Every year there are some things that do well in my garden and some things that don’t. Some of my failures (and successes) are weather related, sometimes its related to the cultivar that I’ve planted and some times my successes and failures are related to my planting strategies. I discuss this extensively my book, “The All You Can Eat Gardening Handbook” because there are many things that you can beat yourself up over, but many are out of your control. When you grow organically, like I do, there is also the pest variable too, which can throw you for a curve.
Most years Colorado Potato Beetles are my nemesis and they take a huge toll on my potatoes. This year I saw one adult that I gleefully squished, and that was it. No eggs. No larvae. No damage. It was weird. Especially after such a mild winter, I assumed they would be problematic, hiding out in debris and over wintering well, but such was not the case. I don’t understand this. The last few years I’ve had no problems with my cucurbits … my vines like cucumbers, squash, pumpkins and melons. This year they are overrun with Squash Beetles. They have done major damage to all these plants and I have had to devote lots of time to keep them in check while at the same time the drought has forced me to focus on watering. I get a sense I’ve had about 3 generations of these Squash Beetles going through their life cycle in this heat.
Over the years I’ve had some luck and managed to grow some big onions but during the last few years it’s been useless. I plant small onion bulbs and I harvest only marginally bigger ones. This year I wanted to figure out what I was doing wrong. I thought perhaps that I just wasn’t planting them early enough. So this spring I got them in really early. The earliest I’ve ever planted them before.
And the crop is absolutely outstanding! I’ve got to widen the doorframes to get my head through since my ego is so inflated by the onion harvest this year. Every year something thrives at Sunflower Farm and this year it’s onions and in the words of George Costanza from Seinfeld, “I’m over the moon” about it!
As I’ve analyzed the difference over the last few years I realize the mistake I’ve made. I plant most of my onions from bulbs. I find this just gives them a real head start over using seed or transplanting from our own seed that we started early. What’s happened every spring is that as I’m planting the peas and radishes and other early things I’ve just thought, “well the onions are bulbs, they’ll just start whenever I put them in so it doesn’t really matter. They’ll be fine, when I finally get them in.” It turns out that timing really matters.

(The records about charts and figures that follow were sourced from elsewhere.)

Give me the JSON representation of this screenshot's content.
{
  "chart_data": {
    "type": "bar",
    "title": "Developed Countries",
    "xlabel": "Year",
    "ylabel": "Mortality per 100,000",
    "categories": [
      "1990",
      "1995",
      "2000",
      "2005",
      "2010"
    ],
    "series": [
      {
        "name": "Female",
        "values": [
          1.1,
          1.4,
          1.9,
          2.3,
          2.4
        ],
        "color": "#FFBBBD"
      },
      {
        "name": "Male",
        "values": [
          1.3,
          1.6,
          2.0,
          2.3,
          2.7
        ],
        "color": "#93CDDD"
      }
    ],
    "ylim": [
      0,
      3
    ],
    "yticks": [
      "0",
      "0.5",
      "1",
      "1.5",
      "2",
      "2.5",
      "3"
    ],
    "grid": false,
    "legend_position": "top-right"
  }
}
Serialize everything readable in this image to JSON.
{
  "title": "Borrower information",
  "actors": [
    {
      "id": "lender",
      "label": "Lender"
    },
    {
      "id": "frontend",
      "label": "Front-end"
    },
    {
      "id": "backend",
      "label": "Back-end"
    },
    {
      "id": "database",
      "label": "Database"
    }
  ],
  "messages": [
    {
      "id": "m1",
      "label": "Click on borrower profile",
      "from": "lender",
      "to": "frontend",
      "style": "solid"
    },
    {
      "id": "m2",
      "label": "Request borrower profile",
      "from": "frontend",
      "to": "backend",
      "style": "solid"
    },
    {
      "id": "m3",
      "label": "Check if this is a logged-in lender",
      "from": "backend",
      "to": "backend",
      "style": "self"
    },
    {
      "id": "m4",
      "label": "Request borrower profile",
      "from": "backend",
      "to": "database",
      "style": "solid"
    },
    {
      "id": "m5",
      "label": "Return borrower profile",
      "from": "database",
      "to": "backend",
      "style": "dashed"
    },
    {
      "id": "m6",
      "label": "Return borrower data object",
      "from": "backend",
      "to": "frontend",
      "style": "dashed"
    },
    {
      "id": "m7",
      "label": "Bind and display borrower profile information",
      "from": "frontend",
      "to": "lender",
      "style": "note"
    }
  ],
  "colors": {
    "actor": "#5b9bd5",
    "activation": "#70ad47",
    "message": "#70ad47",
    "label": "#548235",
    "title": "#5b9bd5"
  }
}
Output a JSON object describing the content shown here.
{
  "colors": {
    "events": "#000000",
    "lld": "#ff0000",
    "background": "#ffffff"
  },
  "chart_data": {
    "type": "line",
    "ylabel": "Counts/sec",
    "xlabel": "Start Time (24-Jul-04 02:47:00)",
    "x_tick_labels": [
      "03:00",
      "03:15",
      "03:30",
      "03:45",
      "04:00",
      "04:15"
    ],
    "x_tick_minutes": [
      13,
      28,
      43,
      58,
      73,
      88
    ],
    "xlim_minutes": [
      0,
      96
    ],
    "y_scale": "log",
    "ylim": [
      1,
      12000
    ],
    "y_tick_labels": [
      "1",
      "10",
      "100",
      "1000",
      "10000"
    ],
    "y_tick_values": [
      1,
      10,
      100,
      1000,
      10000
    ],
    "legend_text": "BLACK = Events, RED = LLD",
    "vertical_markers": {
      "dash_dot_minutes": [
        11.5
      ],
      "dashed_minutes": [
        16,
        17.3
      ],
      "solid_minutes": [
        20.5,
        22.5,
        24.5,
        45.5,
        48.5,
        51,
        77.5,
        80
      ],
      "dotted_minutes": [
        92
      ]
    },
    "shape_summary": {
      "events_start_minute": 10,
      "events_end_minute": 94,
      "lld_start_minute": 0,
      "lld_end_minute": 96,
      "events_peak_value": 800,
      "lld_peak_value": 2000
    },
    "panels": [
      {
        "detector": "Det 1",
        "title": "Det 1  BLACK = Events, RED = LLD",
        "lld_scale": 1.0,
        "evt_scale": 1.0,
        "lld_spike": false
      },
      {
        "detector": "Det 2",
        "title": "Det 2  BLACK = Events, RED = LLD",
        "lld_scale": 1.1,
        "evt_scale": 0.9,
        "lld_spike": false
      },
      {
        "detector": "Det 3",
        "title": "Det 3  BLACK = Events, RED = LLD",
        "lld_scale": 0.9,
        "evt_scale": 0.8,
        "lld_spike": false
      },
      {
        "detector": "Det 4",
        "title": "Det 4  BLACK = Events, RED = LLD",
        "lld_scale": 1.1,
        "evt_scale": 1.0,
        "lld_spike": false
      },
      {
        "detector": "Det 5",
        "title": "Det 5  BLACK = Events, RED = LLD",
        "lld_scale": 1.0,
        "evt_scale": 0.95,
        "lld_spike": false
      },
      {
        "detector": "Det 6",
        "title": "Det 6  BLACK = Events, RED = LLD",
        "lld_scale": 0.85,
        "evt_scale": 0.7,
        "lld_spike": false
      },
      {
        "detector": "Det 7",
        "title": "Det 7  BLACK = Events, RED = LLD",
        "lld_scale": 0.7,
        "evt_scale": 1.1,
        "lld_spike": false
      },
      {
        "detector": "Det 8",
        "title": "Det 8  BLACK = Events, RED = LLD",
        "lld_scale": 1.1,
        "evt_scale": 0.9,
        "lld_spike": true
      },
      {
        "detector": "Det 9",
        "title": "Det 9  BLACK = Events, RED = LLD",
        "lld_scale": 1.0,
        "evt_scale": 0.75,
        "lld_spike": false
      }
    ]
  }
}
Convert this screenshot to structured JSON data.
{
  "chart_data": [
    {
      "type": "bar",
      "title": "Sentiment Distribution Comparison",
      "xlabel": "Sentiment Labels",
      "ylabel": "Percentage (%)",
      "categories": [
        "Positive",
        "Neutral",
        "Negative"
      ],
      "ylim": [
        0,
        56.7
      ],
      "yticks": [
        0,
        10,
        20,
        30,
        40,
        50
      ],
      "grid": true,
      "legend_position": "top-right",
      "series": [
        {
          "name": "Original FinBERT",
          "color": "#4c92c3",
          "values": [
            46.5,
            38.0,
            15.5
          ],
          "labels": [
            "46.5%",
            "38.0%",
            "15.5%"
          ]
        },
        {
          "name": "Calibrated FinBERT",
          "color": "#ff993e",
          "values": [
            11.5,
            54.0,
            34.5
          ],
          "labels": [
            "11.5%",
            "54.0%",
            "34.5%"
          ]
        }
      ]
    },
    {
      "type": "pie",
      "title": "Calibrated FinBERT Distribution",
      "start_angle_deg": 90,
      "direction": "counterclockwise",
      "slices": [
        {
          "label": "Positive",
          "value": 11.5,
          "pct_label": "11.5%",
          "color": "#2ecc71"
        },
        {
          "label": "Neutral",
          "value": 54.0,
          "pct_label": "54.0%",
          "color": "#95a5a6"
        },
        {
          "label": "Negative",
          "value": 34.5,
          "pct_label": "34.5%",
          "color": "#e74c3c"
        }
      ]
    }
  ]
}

The harvest took 3 days with the size and number of them. I planted 10 times what I usually plant since I needed some for the CSA but in my wildest dreams I never expected these results. And as usual I didn’t leave enough space between each onion. Why would I? I’m so used to them being medium size. This didn’t matter too much, but I did notice in areas where I harvested a number of really large onions that were too close together, they seem a bit soft where they were touching another bulb, which may affect how well they store. I’ll keep my eye on this. But since we’ve got 8 weeks left in the CSA I will be using these onions up pretty quickly.
I’ll also be giving CSA members the teardrop-shaped onions over the next few weeks to use up. I find the onions that haven’t taken on the nice round onion shape don’t store as well. So for the next little while we’ll all be using the ones that won’t store well, then I’ll switch to the best for the last few weeks of deliveries.
We have been getting great feedback from CSA members, which is really gratifying. As the boxes go out the door each week I sometimes forget how they must look to someone receiving them. I have a tendency to dwell on the vegetables that haven’t done well, the weeds, how dusty my soil gets in a drought, etc. But what really counts is what goes out the door and it’s been very presentable. We got rave reviews about the corn last week.
I’m thinking when people get these large onions they’re going to think “well that Cam, he is a market gardener, so naturally he knows how to grow big onions.” Well sort of. I do now. I’ve done it before and finally figured out what you need to do to maximize the likelihood of a good outcome.
This is something I stress in both “Thriving During Challenging Times” and the gardening book. Growing vegetables in itself is not difficult. You need some strategies to increase the odds that things will grow well and that’s what my gardening book does. But mostly you need practice and it doesn’t matter how big your garden is. You just need to get seeds in the ground and watch what works and what doesn’t. And when things don’t turn out you’ve got to consciously try a new strategy the following year. Every year I have some vegetable that has not done well previously that I’m determined to master and so I focus on it. This year it was onions and I must say the results are pretty outstanding.
We’ve got onions drying on racks in the kitchen, in the barn and in the garage. And every time I walk by them I get a little buzz on. As the summer heat winds down it’ll be this buzz that ultimately will inspire me to entertain having a garden next year because if you’d asked me in July I would have screamed “NEVER AGAIN!” And the cycle of life, and gardening, continues.
“Oh look, there’s Cam Mather, he grows really great onions!” That’s right, I’m an expert! At least this year I am.